In this love a new element enters the appreciation of Nature, and that is a dislike and mistrust of everything that bears the stamp of man's power or his labour, and therefore an exaltation of everything untutored, uncultured, free, unconstrained and wild.

This attitude of mind seems to have been unknown not only to the Greeks and to the Romans,[14] but, practically, to all European nations up to the time of Rousseau. As Friedländer says, it would be difficult to find evidence of travellers going to mountain country in quest of beauty, before the eighteenth century,[15] and the majority of those who were forced to visit such country, before that time, in their Journeys to foreign cities, describe it as horrible, ugly and depressing. Oliver Goldsmith is a case in point. Riehl declares that in guidebooks, even as late as 1750, Berlin, Leipzig, Augsburg, Darmstadt, Mannheim, etc., are spoken of as lying in nice and cheerful surroundings, whilst the most picturesque parts (according to modern notions) of the Black Forest, of the Harz, and the Thuringian woods are described as "very gloomy," "barren," and "monstrous," or at least as not particularly pleasant. And then he adds: "This is not the private opinion of the individual topographists: it is the standpoint of the age."[16]

Even in the Bible illustrations of the eighteenth century, we also find the same spirit prevailing. Paradise—that is to say, the original picture of virgin glory in natural beauty—is made to look like what moderns would call a monotonously flat garden, devoid of any indication of a hill, in which the Almighty, or Adam, or somebody, has already clipped all the trees and hedges, and carefully trimmed the grass.

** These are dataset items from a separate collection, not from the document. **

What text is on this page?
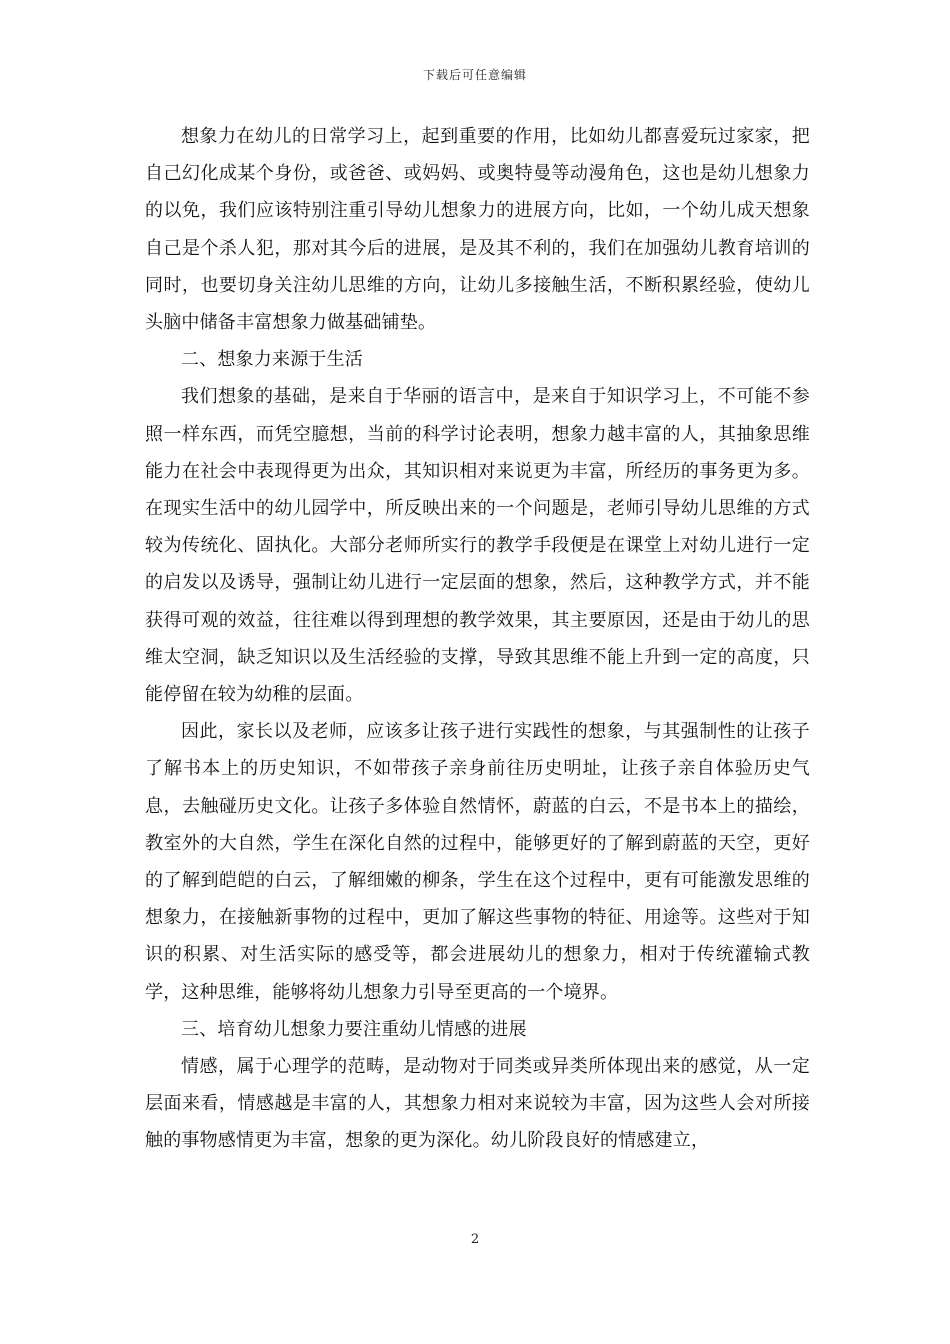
下载后可任意编辑

想象力在幼儿的日常学习上，起到重要的作用，比如幼儿都喜爱玩过家家，把自己幻化成某个身份，或爸爸、或妈妈、或奥特曼等动漫角色，这也是幼儿想象力的以免，我们应该特别注重引导幼儿想象力的进展方向，比如，一个幼儿成天想象自己是个杀人犯，那对其今后的进展，是及其不利的，我们在加强幼儿教育培训的同时，也要切身关注幼儿思维的方向，让幼儿多接触生活，不断积累经验，使幼儿头脑中储备丰富想象力做基础铺垫。

二、想象力来源于生活

我们想象的基础，是来自于华丽的语言中，是来自于知识学习上，不可能不参照一样东西，而凭空臆想，当前的科学讨论表明，想象力越丰富的人，其抽象思维能力在社会中表现得更为出众，其知识相对来说更为丰富，所经历的事务更为多。在现实生活中的幼儿园学中，所反映出来的一个问题是，老师引导幼儿思维的方式较为传统化、固执化。大部分老师所实行的教学手段便是在课堂上对幼儿进行一定的启发以及诱导，强制让幼儿进行一定层面的想象，然后，这种教学方式，并不能获得可观的效益，往往难以得到理想的教学效果，其主要原因，还是由于幼儿的思维太空洞，缺乏知识以及生活经验的支撑，导致其思维不能上升到一定的高度，只能停留在较为幼稚的层面。

因此，家长以及老师，应该多让孩子进行实践性的想象，与其强制性的让孩子了解书本上的历史知识，不如带孩子亲身前往历史明址，让孩子亲自体验历史气息，去触碰历史文化。让孩子多体验自然情怀，蔚蓝的白云，不是书本上的描绘，教室外的大自然，学生在深化自然的过程中，能够更好的了解到蔚蓝的天空，更好的了解到皑皑的白云，了解细嫩的柳条，学生在这个过程中，更有可能激发思维的想象力，在接触新事物的过程中，更加了解这些事物的特征、用途等。这些对于知识的积累、对生活实际的感受等，都会进展幼儿的想象力，相对于传统灌输式教学，这种思维，能够将幼儿想象力引导至更高的一个境界。

三、培育幼儿想象力要注重幼儿情感的进展

情感，属于心理学的范畴，是动物对于同类或异类所体现出来的感觉，从一定层面来看，情感越是丰富的人，其想象力相对来说较为丰富，因为这些人会对所接触的事物感情更为丰富，想象的更为深化。幼儿阶段良好的情感建立，

2
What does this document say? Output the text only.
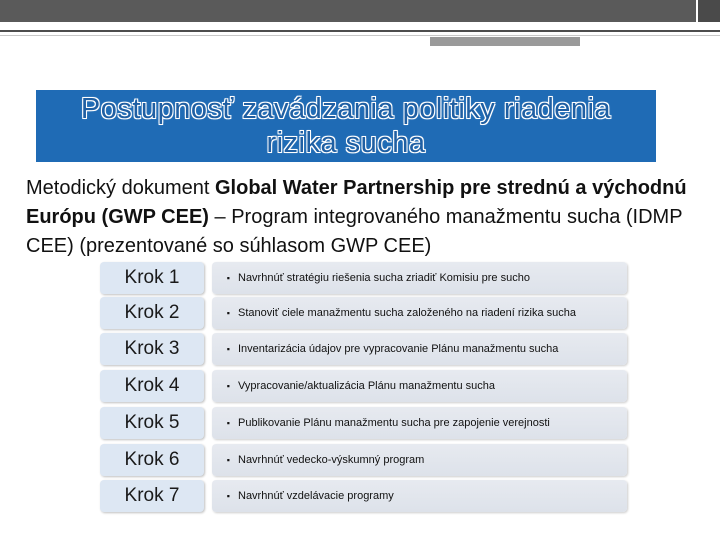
Postupnosť zavádzania politiky riadenia
rizika sucha
Metodický dokument Global Water Partnership pre strednú a východnú Európu (GWP CEE) – Program integrovaného manažmentu sucha (IDMP CEE) (prezentované so súhlasom GWP CEE)
Krok 1	▪ Navrhnúť stratégiu riešenia sucha zriadiť Komisiu pre sucho
Krok 2	▪ Stanoviť ciele manažmentu sucha založeného na riadení rizika sucha
Krok 3	▪ Inventarizácia údajov pre vypracovanie Plánu manažmentu sucha
Krok 4	▪ Vypracovanie/aktualizácia Plánu manažmentu sucha
Krok 5	▪ Publikovanie Plánu manažmentu sucha pre zapojenie verejnosti
Krok 6	▪ Navrhnúť vedecko-výskumný program
Krok 7	▪ Navrhnúť vzdelávacie programy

You may argue with Riehl[17] that mediæval painters must have thought rough, wild and barren country beautiful; otherwise, why did they put it in their pictures? One low-German painter of the Middle Ages, for instance, painted a picture of Cologne, and, contrary to the genuine nature of the surrounding country, introduced a background of jagged and rocky mountains. Why did he do this, if he did not think jagged and rocky mountains beautiful?

In reply to this I cannot do better than quote Friedländer again, who on this very question writes as follows—

"At least the lack of a sense for the beauty of mountain scenery, which is noticeable in the poetry and travels of the Middle Ages, viewed as a whole, ought to lead us to suspect that this same sense could have been only very slightly apparent in the realm of pictorial art. But ought we not to ascribe the fantastic and romantic art ideal of the old masters, in landscape, rather to their endeavour to transfer the scene and figures of their pictures from reality to an imaginary world?... Even if historical painters like John van Eyck and Memling eagerly introduced jagged rocks and sharp mountain (which apparently they had never seen) into their backgrounds ... it is difficult to recognize any real understanding or even knowledge of the nature of mountains in all this; but simply an old and therefore very conventional form of heroic landscape which was considered as the only suitable one for a large number of subjects."[18]

But there is other evidence, besides that to be found in mediæval poetry and travels, which shows to what extent the particular sense for natural beauty, which I am now discussing, was lacking in the Middle Ages. Its absence is also illustrated by the arrangement of castles and other buildings. Mr. d'Auvergne, in his work The English Castles, more than once calls attention to this, and instances a tower at Dunstanburgh Castle,[19] which, though commanding a wildly romantic prospect, was selected for the vilest domestic uses.